Para quem não é fã do Tolkien, explico: anos atrás, em 2003, a Tolkien Society (fã clube inglês) instituiu um Dia de Ler Tolkien (assim como existe o “bloomsday”, dia de ler James Joyce – especialmente Ulysses). Perguntaram para integrantes da Tolkien Society se não existiria um dia equivalente ao “bloomsday”. Eles gostaram da ideia e pensaram numa data: 25 de março, dia em que Sauron foi derrotado no Senhor dos Anéis.
Tradicionalmente, fã clubes se reúnem para ler trechos e comentá-los. Vou fazer uma ação mais solitária: um post com trechos do Silmarillion, livro que estou relendo.

O Silmarillion é a porta de entrada para os livros escritos pelo Tolkien e publicados pelo filho, Cristopher. Em vida, Tolkien só publicou O Hobbit e o Senhor dos Anéis. O Silmarillion foi escrito ao londo da vida do autor, e nunca foi acabado. Seu filho publicou-o quatro anos após a morte do pai, em 1977. É uma colcha de retalhos com uma costura muito tênue, o que dificulta a leitura, o acompanhamento da história. A primeira vez que li, fiz uma leitura muito espaçada, o que compremeteu a compreensão da história como um todo. Só a partir da primeira releitura é que comecei a compreender realmente. Atualmente, estou lendo-o pela quarta vez e é o meu preferido do Tolkien. É o mais poético, o que tem menos descrições cansativas (que hoje em dia adoro, mas…), o livro que tem as melhores histórias.

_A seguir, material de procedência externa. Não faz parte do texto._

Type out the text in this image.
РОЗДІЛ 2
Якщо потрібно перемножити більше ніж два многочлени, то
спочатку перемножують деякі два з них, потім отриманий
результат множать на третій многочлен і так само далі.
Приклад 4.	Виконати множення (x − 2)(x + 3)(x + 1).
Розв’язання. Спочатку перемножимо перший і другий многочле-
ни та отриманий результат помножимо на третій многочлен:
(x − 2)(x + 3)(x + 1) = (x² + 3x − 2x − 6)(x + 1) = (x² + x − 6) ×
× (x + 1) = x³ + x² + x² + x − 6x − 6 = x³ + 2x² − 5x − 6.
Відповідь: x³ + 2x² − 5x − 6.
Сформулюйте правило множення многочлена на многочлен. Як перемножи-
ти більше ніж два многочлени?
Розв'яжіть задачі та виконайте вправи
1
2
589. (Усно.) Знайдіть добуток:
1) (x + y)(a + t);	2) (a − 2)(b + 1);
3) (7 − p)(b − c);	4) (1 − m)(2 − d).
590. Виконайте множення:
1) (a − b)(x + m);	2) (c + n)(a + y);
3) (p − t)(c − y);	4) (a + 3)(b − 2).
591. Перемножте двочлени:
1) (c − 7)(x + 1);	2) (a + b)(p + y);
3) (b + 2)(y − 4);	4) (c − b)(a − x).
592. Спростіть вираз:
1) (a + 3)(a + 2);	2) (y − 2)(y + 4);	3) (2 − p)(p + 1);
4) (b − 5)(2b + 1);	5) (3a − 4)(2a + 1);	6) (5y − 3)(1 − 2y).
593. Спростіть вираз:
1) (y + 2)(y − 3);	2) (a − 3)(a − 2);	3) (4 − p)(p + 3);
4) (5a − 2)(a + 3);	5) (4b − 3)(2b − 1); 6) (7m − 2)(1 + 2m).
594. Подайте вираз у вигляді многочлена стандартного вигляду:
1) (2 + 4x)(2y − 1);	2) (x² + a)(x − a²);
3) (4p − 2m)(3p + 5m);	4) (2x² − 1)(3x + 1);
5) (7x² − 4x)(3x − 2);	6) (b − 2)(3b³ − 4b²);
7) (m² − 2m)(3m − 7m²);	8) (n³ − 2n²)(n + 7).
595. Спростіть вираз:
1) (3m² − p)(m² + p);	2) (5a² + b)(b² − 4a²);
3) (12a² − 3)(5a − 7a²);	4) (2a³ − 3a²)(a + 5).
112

O tema do livro é a Terra Média no momento em que os elfos são os Filhos de Ilúvatar predominantes: é a história deles, e seus primeiros contatos com os homens. E óbvio, a luta deles contra um grande vilão, Mergoth (ou Melkor), um sujeito que faz o Sauron parecer inofensivo. Aliás, é o antigo chefe do Sauron. Apesar dos elfos serem o tema central, o livro tem como tema inicial a cosmogonia criada por ele, a criação do mundo: Ainulindalë. É a música dos Ainur (os Sagrados), primeiras criações de Eru, o Ilúvatar (“Deus”). É a partir dessa música que o mundo é criado. Separei alguns trechos para compartilhar com vocês:
Disse-lhes então Ilúvatar – A partir do tema que lhes indiquei, desejo agora que criem juntos, em harmonia, uma Música Magnífica. E, como eu os inspirei com a Chama Imperecível, vocês vão demonstrar seus poderes ornamentando esse tema, cada um coms seus próprios pensamentos e recursos, se assim o desejar. Eu porém me sentarei para escutar; e me alegrarei, pois, através de vocês, uma grande beleza terá sido despertada em forma de melodia.
(…)
Então, os temas de Ilúvatar serão desenvolvidos com perfeição e irão adquirir Existência no momento em que ganharem voz, pois todos compreenderão plenamente o intento de Ilúvatar para cada um, e cada um terá a compreensão do outro; e Ilúvatar, sentindo-se satisfeito, concederá a seus pensamentos o fogo secreto.
(…)
Contemplem sua Música! – E lhes mostrou uma visão, dando-lhes uma imagem onde antes havia somente o som. E eles viram um novo Mundo torna-se visível a seus olhos; e ele formava um globo no meio do Vazio, e se mantinha ali, mas não pertencia ao Vazio. E, enquanto contemplavam perplexos, esse Mundo começou a desenrolar sua história, e a eles parecia que o Mundo tinha vida e crescia. E, depois que os Ainur haviam olhado por algum tempo, calados, Ilúvatar voltou a dizer – Contemplem sua Música! Este é seu repertório. Cada um de vocês encontrará aí, em meio à imagem que lhes apresento, tudo aquilo que pode parecer que ele próprio inventou ou acrescentou. E tu, Melkor, descobrirás todos os pensamentos secretos de tua mente e perceberás que eles são apenas uma parte do todo e subordinados à sua glória
(…)
Ilúvatar aos Ainur:
Conheço o desejo em suas mentes de que aquilo que viram venha na verdade a ser, não apenas no pensamento, mas como vocês são e, no entanto, diferente. Logo, eu digo: Ëa! Que essas coisas Existam! E mandarei para o meio do Vazio a Chama Imperecível; e ela estará no coração do Mundo, e o Mundo Existirá; e aqueles de vocês que quiserem, poderão descer e entrar nele
Eis a inspiração para o novo nome do blog. Esse capítulo lindo, poético, fantástico.
Edição usada: TOLKIEN, J.R.R. & TOLKIEN, Christopher (org.) O Silmarillion. São Paulo: Martins Fontes, 1999.